É provável que as reinfecções sejam frequentes?
“Parece que não é um fato muito comum até agora. Se fosse, as cifras de infectados seriam muito mais altas, sobretudo entre pessoas que estiveram em contato com infectados, como os profissionais sanitários, onde se viu que não repetiram a doença”, observa María Montoya, chefa do grupo de Imunologia Viral do Centro de Pesquisas Biológicas Margarita Salas, ligado ao CSIC (agência espanhola de pesquisa científica). No entanto, “se a reinfecção se dever a que a imunidade gerada na primeira infecção diminuiu, a partir de agora começamos a ver mais reinfecções”, acrescenta.
O que significaria uma reinfecção habitual para o desenvolvimento de vacinas?
Federico Martinón-Torres, chefe do Serviço de Pediatria do Hospital Clínico Universitário de Santiago de Compostela (Espanha) e especialista em vacinas, adverte que em primeiro lugar é necessário “esperar e ver se ocorrem mais casos ou se se trata de algo excepcional”. Se as defesas das pessoas que passaram pela doença decaírem com o tempo, significaria que a vacina “teria uma duração limitada e seria preciso revacinar”, como acontece com muitas das vacinas utilizadas atualmente.
Mas que a imunidade se reduza com o tempo e não impeça uma nova reinfecção não significa que nos deixe desprotegidos. Se os casos de Hong Kong e da Bélgica fossem a norma, as vacinas poderiam não fazer o coronavírus desaparecer, mas reduziriam drasticamente seu impacto, como fazem muitas outras vacinas. “Um efeito importante das vacinas é a proteção frente à transmissão da doença para os outros”, observa Martinón-Torres. “Isto é algo que acontece com a vacina conjugada do pneumococo, que produz proteção coletiva, impede que o sujeito transmita a doença aos outros.” No caso do coronavírus, isto não seria possível, ao menos em longo prazo.

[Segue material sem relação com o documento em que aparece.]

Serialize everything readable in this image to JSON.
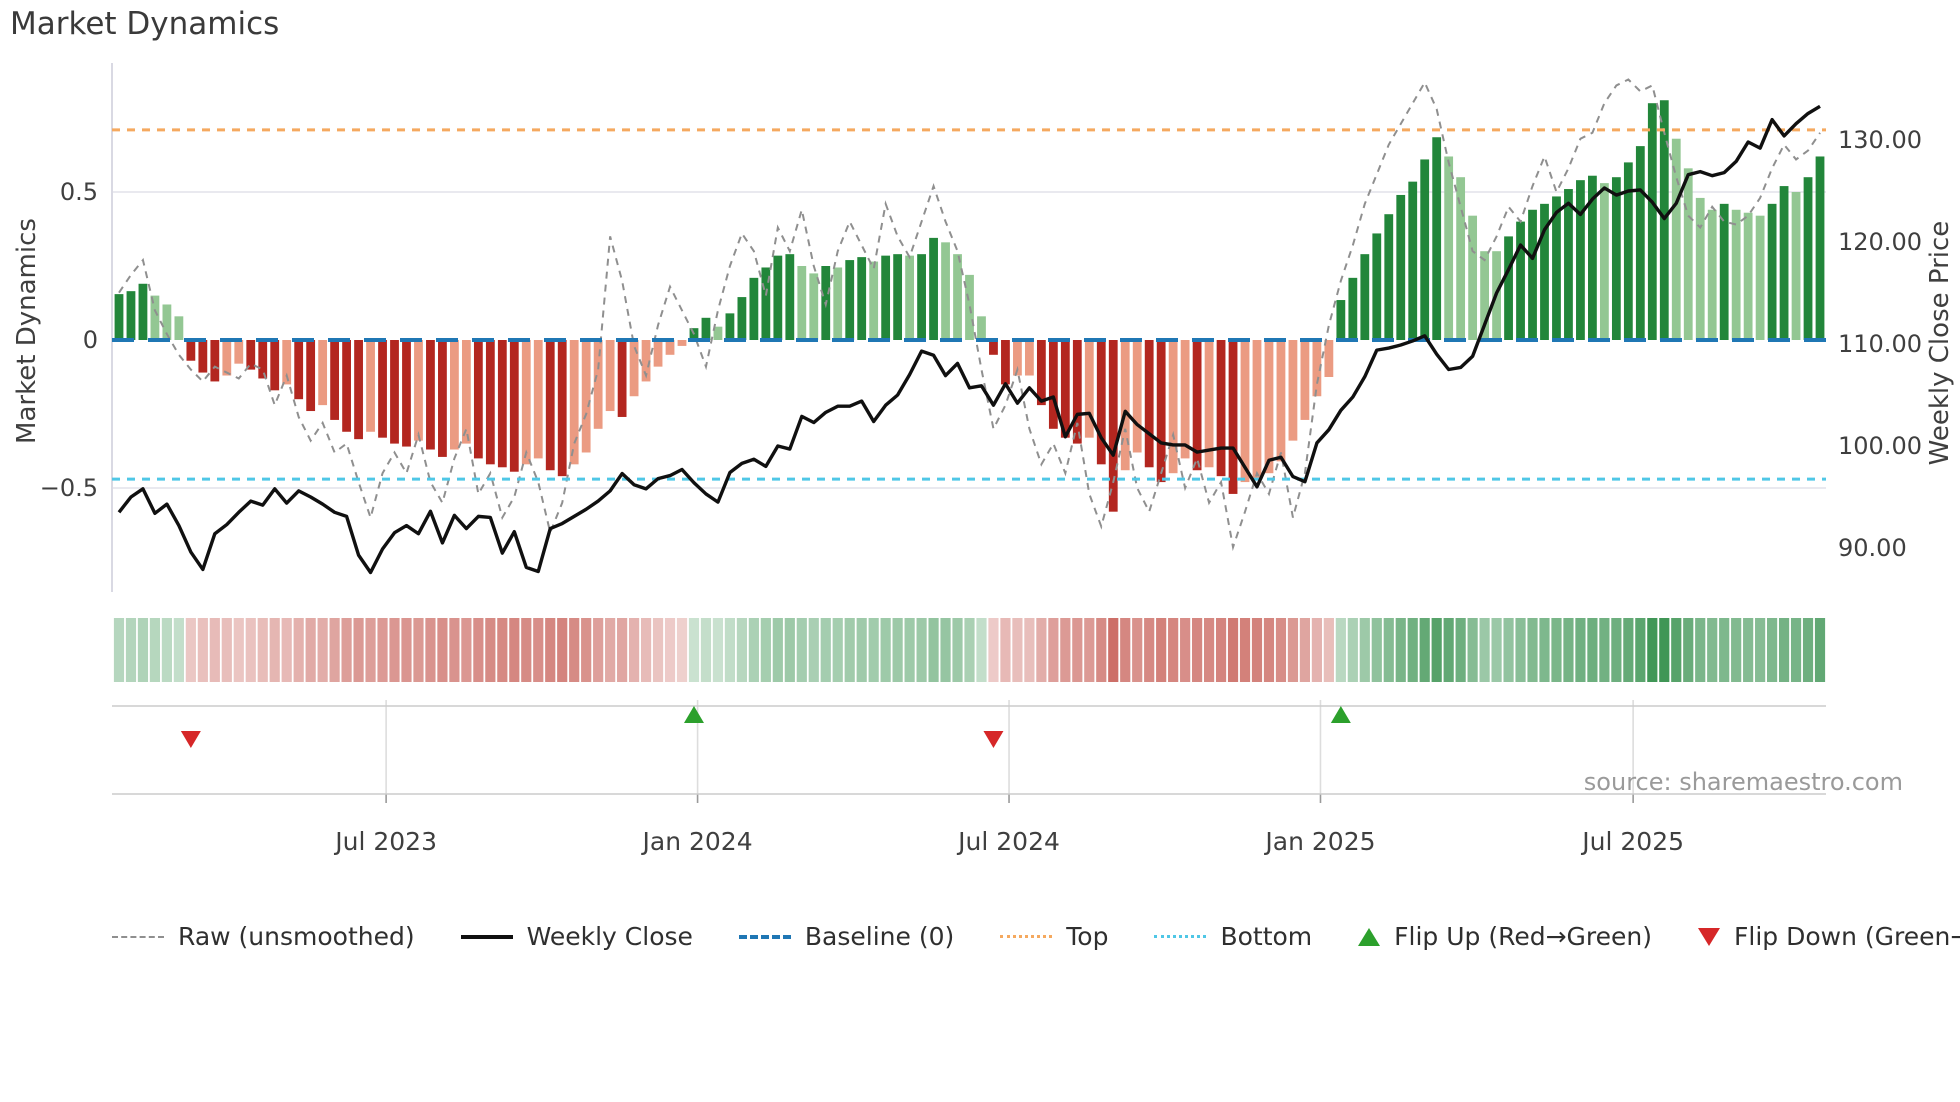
{
  "title": "Market Dynamics",
  "source_text": "source: sharemaestro.com",
  "axes": {
    "left_label": "Market Dynamics",
    "right_label": "Weekly Close Price",
    "left_ticks": [
      {
        "label": "0.5",
        "value": 0.5
      },
      {
        "label": "0",
        "value": 0
      },
      {
        "label": "−0.5",
        "value": -0.5
      }
    ],
    "right_ticks": [
      {
        "label": "130.00",
        "value": 130
      },
      {
        "label": "120.00",
        "value": 120
      },
      {
        "label": "110.00",
        "value": 110
      },
      {
        "label": "100.00",
        "value": 100
      },
      {
        "label": "90.00",
        "value": 90
      }
    ],
    "x_ticks": [
      {
        "label": "Jul 2023",
        "week": 22.3
      },
      {
        "label": "Jan 2024",
        "week": 48.3
      },
      {
        "label": "Jul 2024",
        "week": 74.3
      },
      {
        "label": "Jan 2025",
        "week": 100.3
      },
      {
        "label": "Jul 2025",
        "week": 126.4
      }
    ]
  },
  "legend": {
    "items": [
      {
        "label": "Raw (unsmoothed)",
        "swatch": "raw"
      },
      {
        "label": "Weekly Close",
        "swatch": "close"
      },
      {
        "label": "Baseline (0)",
        "swatch": "baseline"
      },
      {
        "label": "Top",
        "swatch": "top"
      },
      {
        "label": "Bottom",
        "swatch": "bottom"
      },
      {
        "label": "Flip Up (Red→Green)",
        "swatch": "flip_up"
      },
      {
        "label": "Flip Down (Green→Red)",
        "swatch": "flip_down"
      }
    ]
  },
  "colors": {
    "bar_up_strong": "#22863a",
    "bar_up_light": "#93c793",
    "bar_down_strong": "#b3261f",
    "bar_down_light": "#eb9b82",
    "weekly_close": "#101010",
    "raw": "#8f8f8f",
    "baseline": "#1f77b4",
    "top": "#f5a95f",
    "bottom": "#4fc7e6",
    "flip_up": "#2ca02c",
    "flip_down": "#d62728",
    "grid": "#e9e9ef",
    "strip_line": "#cccccc",
    "strip_grid": "#dddddd",
    "axis_text": "#3f3f3f",
    "heat_up": "#2e8c46",
    "heat_down": "#b9372d"
  },
  "chart_data": {
    "type": "composite",
    "subtype": "oscillator bars + price line + raw dashed line + heatmap + flip markers",
    "frequency": "weekly",
    "n_weeks": 143,
    "title": "Market Dynamics",
    "ylabel_left": "Market Dynamics",
    "ylabel_right": "Weekly Close Price",
    "ylim_left": [
      -0.85,
      0.94
    ],
    "ylim_right": [
      85.7,
      137.5
    ],
    "baseline": 0,
    "top_band": 0.71,
    "bottom_band": -0.47,
    "grid": "horizontal at 0.5, 0, -0.5",
    "legend_position": "bottom row",
    "oscillator_bars": [
      0.155,
      0.165,
      0.19,
      0.15,
      0.12,
      0.08,
      -0.07,
      -0.11,
      -0.14,
      -0.12,
      -0.08,
      -0.1,
      -0.13,
      -0.17,
      -0.15,
      -0.2,
      -0.24,
      -0.22,
      -0.27,
      -0.31,
      -0.335,
      -0.31,
      -0.33,
      -0.35,
      -0.36,
      -0.34,
      -0.37,
      -0.395,
      -0.37,
      -0.35,
      -0.4,
      -0.42,
      -0.43,
      -0.445,
      -0.42,
      -0.4,
      -0.44,
      -0.46,
      -0.42,
      -0.38,
      -0.3,
      -0.24,
      -0.26,
      -0.19,
      -0.14,
      -0.09,
      -0.05,
      -0.02,
      0.04,
      0.075,
      0.045,
      0.09,
      0.145,
      0.21,
      0.245,
      0.285,
      0.29,
      0.25,
      0.225,
      0.25,
      0.245,
      0.27,
      0.28,
      0.265,
      0.285,
      0.29,
      0.285,
      0.29,
      0.345,
      0.33,
      0.29,
      0.22,
      0.08,
      -0.05,
      -0.15,
      -0.12,
      -0.12,
      -0.22,
      -0.3,
      -0.33,
      -0.35,
      -0.33,
      -0.42,
      -0.58,
      -0.44,
      -0.38,
      -0.43,
      -0.48,
      -0.45,
      -0.4,
      -0.44,
      -0.43,
      -0.46,
      -0.52,
      -0.48,
      -0.47,
      -0.45,
      -0.41,
      -0.34,
      -0.27,
      -0.19,
      -0.125,
      0.135,
      0.21,
      0.29,
      0.36,
      0.425,
      0.49,
      0.535,
      0.61,
      0.685,
      0.62,
      0.55,
      0.42,
      0.3,
      0.3,
      0.35,
      0.4,
      0.44,
      0.46,
      0.485,
      0.51,
      0.54,
      0.555,
      0.53,
      0.55,
      0.6,
      0.655,
      0.8,
      0.81,
      0.68,
      0.58,
      0.48,
      0.44,
      0.46,
      0.44,
      0.43,
      0.42,
      0.46,
      0.52,
      0.5,
      0.55,
      0.62
    ],
    "raw_unsmoothed": [
      0.16,
      0.22,
      0.27,
      0.1,
      0.02,
      -0.05,
      -0.1,
      -0.14,
      -0.09,
      -0.11,
      -0.13,
      -0.08,
      -0.1,
      -0.22,
      -0.12,
      -0.26,
      -0.34,
      -0.28,
      -0.38,
      -0.35,
      -0.48,
      -0.6,
      -0.45,
      -0.38,
      -0.45,
      -0.32,
      -0.48,
      -0.55,
      -0.4,
      -0.3,
      -0.52,
      -0.45,
      -0.6,
      -0.53,
      -0.38,
      -0.48,
      -0.65,
      -0.55,
      -0.35,
      -0.25,
      -0.1,
      0.35,
      0.2,
      -0.02,
      -0.12,
      0.05,
      0.18,
      0.1,
      0.02,
      -0.09,
      0.1,
      0.25,
      0.36,
      0.3,
      0.15,
      0.38,
      0.3,
      0.44,
      0.25,
      0.12,
      0.3,
      0.4,
      0.32,
      0.24,
      0.46,
      0.35,
      0.28,
      0.4,
      0.52,
      0.4,
      0.3,
      0.12,
      -0.1,
      -0.3,
      -0.22,
      -0.1,
      -0.3,
      -0.42,
      -0.35,
      -0.45,
      -0.28,
      -0.52,
      -0.63,
      -0.48,
      -0.3,
      -0.5,
      -0.58,
      -0.45,
      -0.32,
      -0.5,
      -0.4,
      -0.55,
      -0.48,
      -0.7,
      -0.58,
      -0.45,
      -0.52,
      -0.38,
      -0.6,
      -0.45,
      -0.15,
      0.05,
      0.2,
      0.32,
      0.46,
      0.56,
      0.66,
      0.73,
      0.8,
      0.87,
      0.78,
      0.6,
      0.45,
      0.3,
      0.27,
      0.35,
      0.45,
      0.4,
      0.52,
      0.62,
      0.5,
      0.58,
      0.68,
      0.7,
      0.8,
      0.86,
      0.88,
      0.84,
      0.86,
      0.7,
      0.55,
      0.42,
      0.38,
      0.45,
      0.4,
      0.39,
      0.42,
      0.48,
      0.58,
      0.66,
      0.61,
      0.64,
      0.7
    ],
    "weekly_close": [
      93.5,
      95.0,
      95.8,
      93.4,
      94.3,
      92.2,
      89.6,
      87.9,
      91.4,
      92.3,
      93.5,
      94.6,
      94.2,
      95.8,
      94.4,
      95.6,
      95.0,
      94.3,
      93.5,
      93.1,
      89.3,
      87.6,
      89.9,
      91.5,
      92.2,
      91.4,
      93.6,
      90.5,
      93.2,
      91.9,
      93.1,
      93.0,
      89.5,
      91.6,
      88.1,
      87.7,
      91.9,
      92.4,
      93.1,
      93.8,
      94.6,
      95.6,
      97.3,
      96.2,
      95.8,
      96.8,
      97.1,
      97.7,
      96.4,
      95.3,
      94.5,
      97.4,
      98.3,
      98.7,
      98.0,
      100.0,
      99.7,
      102.9,
      102.3,
      103.3,
      103.9,
      103.9,
      104.4,
      102.4,
      104.0,
      105.0,
      107.0,
      109.3,
      108.9,
      106.9,
      108.1,
      105.7,
      105.9,
      104.0,
      106.1,
      104.2,
      105.7,
      104.4,
      104.8,
      100.9,
      103.1,
      103.2,
      100.8,
      99.1,
      103.4,
      102.1,
      101.2,
      100.3,
      100.1,
      100.1,
      99.4,
      99.6,
      99.8,
      99.8,
      97.9,
      96.0,
      98.6,
      98.9,
      97.0,
      96.5,
      100.3,
      101.6,
      103.5,
      104.8,
      106.8,
      109.4,
      109.6,
      109.9,
      110.3,
      110.8,
      109.0,
      107.5,
      107.7,
      108.8,
      111.9,
      115.0,
      117.3,
      119.7,
      118.4,
      121.2,
      122.9,
      123.8,
      122.7,
      124.2,
      125.3,
      124.6,
      125.0,
      125.1,
      123.9,
      122.3,
      123.8,
      126.6,
      126.9,
      126.5,
      126.8,
      127.9,
      129.8,
      129.2,
      132.0,
      130.4,
      131.6,
      132.6,
      133.3
    ],
    "flips": [
      {
        "week": 6,
        "direction": "down",
        "meaning": "Green→Red"
      },
      {
        "week": 48,
        "direction": "up",
        "meaning": "Red→Green"
      },
      {
        "week": 73,
        "direction": "down",
        "meaning": "Green→Red"
      },
      {
        "week": 102,
        "direction": "up",
        "meaning": "Red→Green"
      }
    ],
    "heatmap": "same weekly oscillator values rendered as red/green intensity strip"
  }
}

Entretanto, um dos efeitos mais relevantes das vacinas que já utilizamos é a proteção contra forma graves das doenças. “A vacina da gripe não evita ter a doença, mas evita as formas mais graves”, explica. A vacina do rotavírus, que produz formas perigosas de gastroenterite em crianças, não bloqueia a doença, mas a torna mais leve. A forma de resposta do sistema imunológico que se pode intuir a partir destes casos isolados sugere que as vacinas contra o coronavírus não fariam a doença desaparecer, mas a tornariam mais leve.
Torna impossível a imunidade de grupo?
A aparição de pessoas que se reinfectam dificultaria a chegada a uma imunidade de grupo duradoura, tanto a partir da proteção gerada por superar a doença como a gerada pelas vacinas. Porém, ainda não se sabe qual é a capacidade de contágio a terceiros de quem se infecta pela segunda vez. Em alguns estudos com coronavírus que provoca o catarro, viu-se que depois da primeira infecção o tempo que o paciente passa produzindo vírus e a sua quantidade diminuem. Além disso, embora o vírus continuasse saltando de algumas pessoas a outras, sem que ocorresse a imunidade coletiva, a possibilidade de que a covid-19 seja cada vez mais leve produziria um efeito parecido do ponto de vista social.